In case any native speaker is overly defensive n’at, the claim by Gawker.com that “Pittsburgh officially has the ugliest accent in America” is not official, coming as it does from just another attention-seeking website. Its finding is about as scientific as a KQV news poll.

But let us take exception just to irritate these snobbish poll takers. In the final round of voting, after other pretenders to accent ugliness fell by the wayside, Pittsburgh beat out Scranton by 1,656 votes. This means the likes of Boston (“Pahk the cah in Hahvahd Yahd”), Philadelphia (“Ah’ll have a beggle and wooder”) and a dozen other places where residents regularly commit offenses against vowels didn’t make the final cut. Git aht!

Pittsburgh not only has an accent but also great words to go with it - and that is beautiful. Here you can find neb noses and gum bands and people eating chipped ham. When guys walk around with Kennywood open they get a kind warning.
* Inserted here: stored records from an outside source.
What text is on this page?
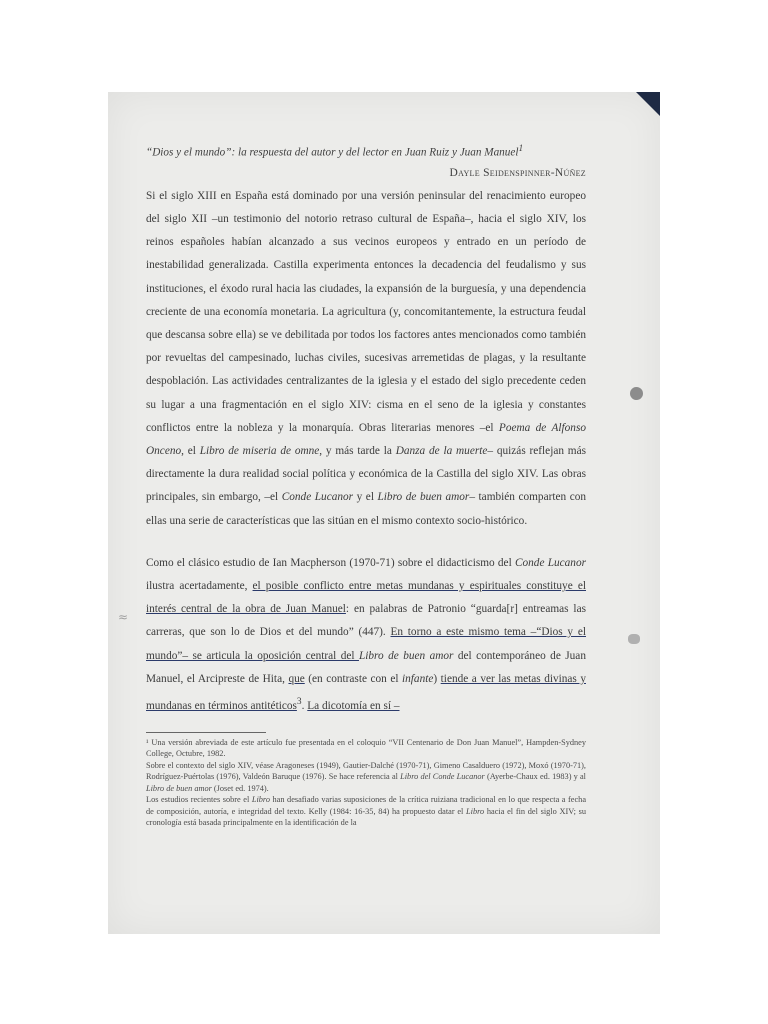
≈

“Dios y el mundo”: la respuesta del autor y del lector en Juan Ruiz y Juan Manuel$^1$

Dayle Seidenspinner-Núñez

Si el siglo XIII en España está dominado por una versión peninsular del renacimiento europeo del siglo XII –un testimonio del notorio retraso cultural de España–, hacia el siglo XIV, los reinos españoles habían alcanzado a sus vecinos europeos y entrado en un período de inestabilidad generalizada. Castilla experimenta entonces la decadencia del feudalismo y sus instituciones, el éxodo rural hacia las ciudades, la expansión de la burguesía, y una dependencia creciente de una economía monetaria. La agricultura (y, concomitantemente, la estructura feudal que descansa sobre ella) se ve debilitada por todos los factores antes mencionados como también por revueltas del campesinado, luchas civiles, sucesivas arremetidas de plagas, y la resultante despoblación. Las actividades centralizantes de la iglesia y el estado del siglo precedente ceden su lugar a una fragmentación en el siglo XIV: cisma en el seno de la iglesia y constantes conflictos entre la nobleza y la monarquía. Obras literarias menores –el Poema de Alfonso Onceno, el Libro de miseria de omne, y más tarde la Danza de la muerte– quizás reflejan más directamente la dura realidad social política y económica de la Castilla del siglo XIV. Las obras principales, sin embargo, –el Conde Lucanor y el Libro de buen amor– también comparten con ellas una serie de características que las sitúan en el mismo contexto socio-histórico.

Como el clásico estudio de Ian Macpherson (1970-71) sobre el didacticismo del Conde Lucanor ilustra acertadamente, el posible conflicto entre metas mundanas y espirituales constituye el interés central de la obra de Juan Manuel: en palabras de Patronio “guarda[r] entreamas las carreras, que son lo de Dios et del mundo” (447). En torno a este mismo tema –“Dios y el mundo”– se articula la oposición central del Libro de buen amor del contemporáneo de Juan Manuel, el Arcipreste de Hita, que (en contraste con el infante) tiende a ver las metas divinas y mundanas en términos antitéticos$^3$. La dicotomía en sí –

¹ Una versión abreviada de este artículo fue presentada en el coloquio “VII Centenario de Don Juan Manuel”, Hampden-Sydney College, Octubre, 1982.

Sobre el contexto del siglo XIV, véase Aragoneses (1949), Gautier-Dalché (1970-71), Gimeno Casalduero (1972), Moxó (1970-71), Rodríguez-Puértolas (1976), Valdeón Baruque (1976). Se hace referencia al Libro del Conde Lucanor (Ayerbe-Chaux ed. 1983) y al Libro de buen amor (Joset ed. 1974).

Los estudios recientes sobre el Libro han desafiado varias suposiciones de la crítica ruiziana tradicional en lo que respecta a fecha de composición, autoría, e integridad del texto. Kelly (1984: 16-35, 84) ha propuesto datar el Libro hacia el fin del siglo XIV; su cronología está basada principalmente en la identificación de la
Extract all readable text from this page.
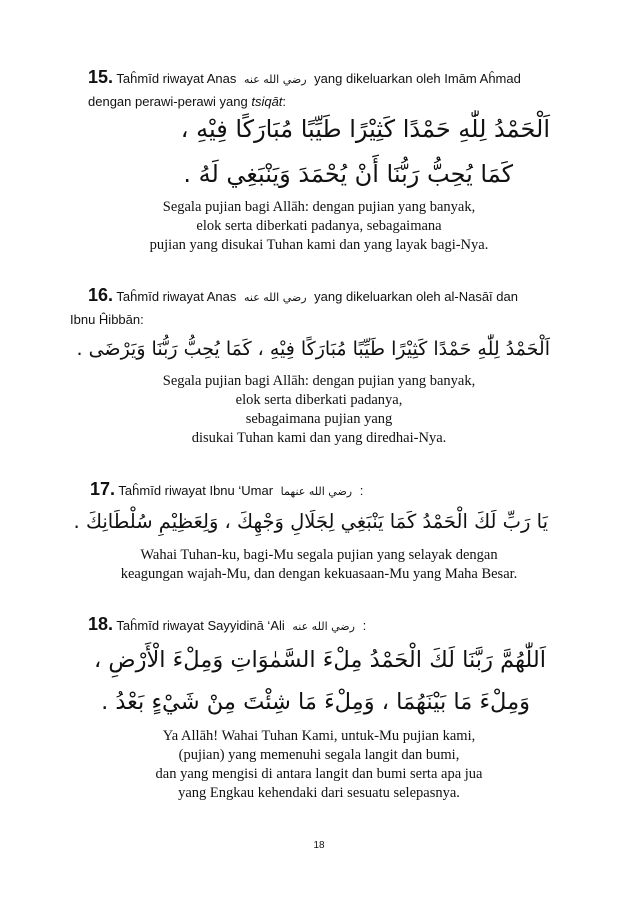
15. Taĥmīd riwayat Anas رضي الله عنه yang dikeluarkan oleh Imām Aĥmad
dengan perawi-perawi yang tsiqāt:
اَلْحَمْدُ لِلّٰهِ حَمْدًا كَثِيْرًا طَيِّبًا مُبَارَكًا فِيْهِ ،
كَمَا يُحِبُّ رَبُّنَا أَنْ يُحْمَدَ وَيَنْبَغِي لَهُ .
Segala pujian bagi Allāh: dengan pujian yang banyak,
elok serta diberkati padanya, sebagaimana
pujian yang disukai Tuhan kami dan yang layak bagi-Nya.
16. Taĥmīd riwayat Anas رضي الله عنه yang dikeluarkan oleh al-Nasāī dan
Ibnu Ĥibbān:
اَلْحَمْدُ لِلّٰهِ حَمْدًا كَثِيْرًا طَيِّبًا مُبَارَكًا فِيْهِ ، كَمَا يُحِبُّ رَبُّنَا وَيَرْضَى .
Segala pujian bagi Allāh: dengan pujian yang banyak,
elok serta diberkati padanya,
sebagaimana pujian yang
disukai Tuhan kami dan yang diredhai-Nya.
17. Taĥmīd riwayat Ibnu ‘Umar رضي الله عنهما :
يَا رَبِّ لَكَ الْحَمْدُ كَمَا يَنْبَغِي لِجَلَالِ وَجْهِكَ ، وَلِعَظِيْمِ سُلْطَانِكَ .
Wahai Tuhan-ku, bagi-Mu segala pujian yang selayak dengan
keagungan wajah-Mu, dan dengan kekuasaan-Mu yang Maha Besar.
18. Taĥmīd riwayat Sayyidinā ‘Ali رضي الله عنه :
اَللّٰهُمَّ رَبَّنَا لَكَ الْحَمْدُ مِلْءَ السَّمٰوَاتِ وَمِلْءَ الْأَرْضِ ،
وَمِلْءَ مَا بَيْنَهُمَا ، وَمِلْءَ مَا شِئْتَ مِنْ شَيْءٍ بَعْدُ .
Ya Allāh! Wahai Tuhan Kami, untuk-Mu pujian kami,
(pujian) yang memenuhi segala langit dan bumi,
dan yang mengisi di antara langit dan bumi serta apa jua
yang Engkau kehendaki dari sesuatu selepasnya.
18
Scranton was no competition. It doesn’t have major league sports teams, like the Stillers, that fans in other cities would vote against. Who are the sports die-hards in Baltimore or Cleveland going to condemn - the Scranton Rail Riders? Those fans have no grudge against a minor-league baseball team, but Pittsburgh’s black ‘n’ gold has earned the enmity of others by beating their teams. That’s beautiful, too.
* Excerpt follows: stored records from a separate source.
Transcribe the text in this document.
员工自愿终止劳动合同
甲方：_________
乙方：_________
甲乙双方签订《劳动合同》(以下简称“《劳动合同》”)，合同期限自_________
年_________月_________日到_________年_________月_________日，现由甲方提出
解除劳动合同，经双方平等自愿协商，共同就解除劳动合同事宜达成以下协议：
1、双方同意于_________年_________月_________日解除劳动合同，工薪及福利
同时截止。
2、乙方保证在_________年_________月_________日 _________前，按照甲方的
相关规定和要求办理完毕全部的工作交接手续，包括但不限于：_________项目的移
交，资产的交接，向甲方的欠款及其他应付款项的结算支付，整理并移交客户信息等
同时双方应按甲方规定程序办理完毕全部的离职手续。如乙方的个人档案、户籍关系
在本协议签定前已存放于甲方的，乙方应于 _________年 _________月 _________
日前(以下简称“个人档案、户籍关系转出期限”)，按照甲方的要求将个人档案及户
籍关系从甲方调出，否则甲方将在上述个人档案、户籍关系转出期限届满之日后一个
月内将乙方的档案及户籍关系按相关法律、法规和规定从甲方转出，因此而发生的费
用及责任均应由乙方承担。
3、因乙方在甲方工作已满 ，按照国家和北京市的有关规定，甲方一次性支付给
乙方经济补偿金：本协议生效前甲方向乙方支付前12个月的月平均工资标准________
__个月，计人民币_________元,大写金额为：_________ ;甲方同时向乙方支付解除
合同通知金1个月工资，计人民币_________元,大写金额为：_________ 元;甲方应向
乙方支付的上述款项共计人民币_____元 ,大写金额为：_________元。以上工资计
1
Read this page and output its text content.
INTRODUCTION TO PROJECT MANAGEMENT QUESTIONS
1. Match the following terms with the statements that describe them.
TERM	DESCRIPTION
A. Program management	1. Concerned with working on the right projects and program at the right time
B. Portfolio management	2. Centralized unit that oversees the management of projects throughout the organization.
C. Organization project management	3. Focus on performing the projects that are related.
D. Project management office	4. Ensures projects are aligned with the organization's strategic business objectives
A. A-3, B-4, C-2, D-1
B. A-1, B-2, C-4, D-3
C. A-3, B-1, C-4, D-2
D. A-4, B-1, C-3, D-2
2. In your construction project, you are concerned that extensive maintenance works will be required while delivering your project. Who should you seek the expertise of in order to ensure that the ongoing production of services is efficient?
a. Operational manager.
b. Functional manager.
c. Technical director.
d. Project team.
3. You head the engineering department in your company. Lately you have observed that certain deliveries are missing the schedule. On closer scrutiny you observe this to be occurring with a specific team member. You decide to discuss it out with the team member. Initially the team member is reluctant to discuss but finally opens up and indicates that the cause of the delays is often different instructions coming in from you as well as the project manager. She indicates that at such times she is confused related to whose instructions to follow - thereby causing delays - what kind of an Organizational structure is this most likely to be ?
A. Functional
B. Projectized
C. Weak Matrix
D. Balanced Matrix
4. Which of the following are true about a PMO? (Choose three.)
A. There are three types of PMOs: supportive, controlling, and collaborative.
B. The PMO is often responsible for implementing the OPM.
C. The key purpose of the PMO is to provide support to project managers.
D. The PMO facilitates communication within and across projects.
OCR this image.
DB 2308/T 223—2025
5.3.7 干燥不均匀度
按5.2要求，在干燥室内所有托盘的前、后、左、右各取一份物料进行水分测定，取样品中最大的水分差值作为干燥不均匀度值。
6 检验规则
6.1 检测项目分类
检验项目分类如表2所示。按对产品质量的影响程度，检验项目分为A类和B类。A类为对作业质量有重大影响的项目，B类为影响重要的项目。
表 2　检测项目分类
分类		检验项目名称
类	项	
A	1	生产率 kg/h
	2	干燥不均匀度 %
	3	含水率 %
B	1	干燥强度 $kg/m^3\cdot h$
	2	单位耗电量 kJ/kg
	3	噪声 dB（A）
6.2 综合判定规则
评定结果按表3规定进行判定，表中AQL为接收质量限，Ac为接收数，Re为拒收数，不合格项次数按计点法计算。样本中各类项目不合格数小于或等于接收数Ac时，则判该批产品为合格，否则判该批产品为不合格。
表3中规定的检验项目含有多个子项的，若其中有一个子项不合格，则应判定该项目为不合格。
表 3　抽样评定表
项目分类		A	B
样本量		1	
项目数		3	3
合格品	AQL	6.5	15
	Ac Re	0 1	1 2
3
Pittsburgh embraces its working-class heritage, but polls on accents are all about feelings of class superiority. It’s no coincidence that two Pennsylvania working-class cities provide the so-called ugly talkers in this poll. Somehow it’s never the white-bread crowd who are thought to speak in off-putting tones, but the people who have to redd up their own haus without benefit of a maid.

This poll won’t force a visiting Henry Higgins to give a Dahntahn Eliza Doolittle an elocution lesson, only for her to say: “The rain, it is plain, falls mainly on E’Sliberty.” Pittsburghese has a choice word for mischief makers like these, and it begins with a “j.”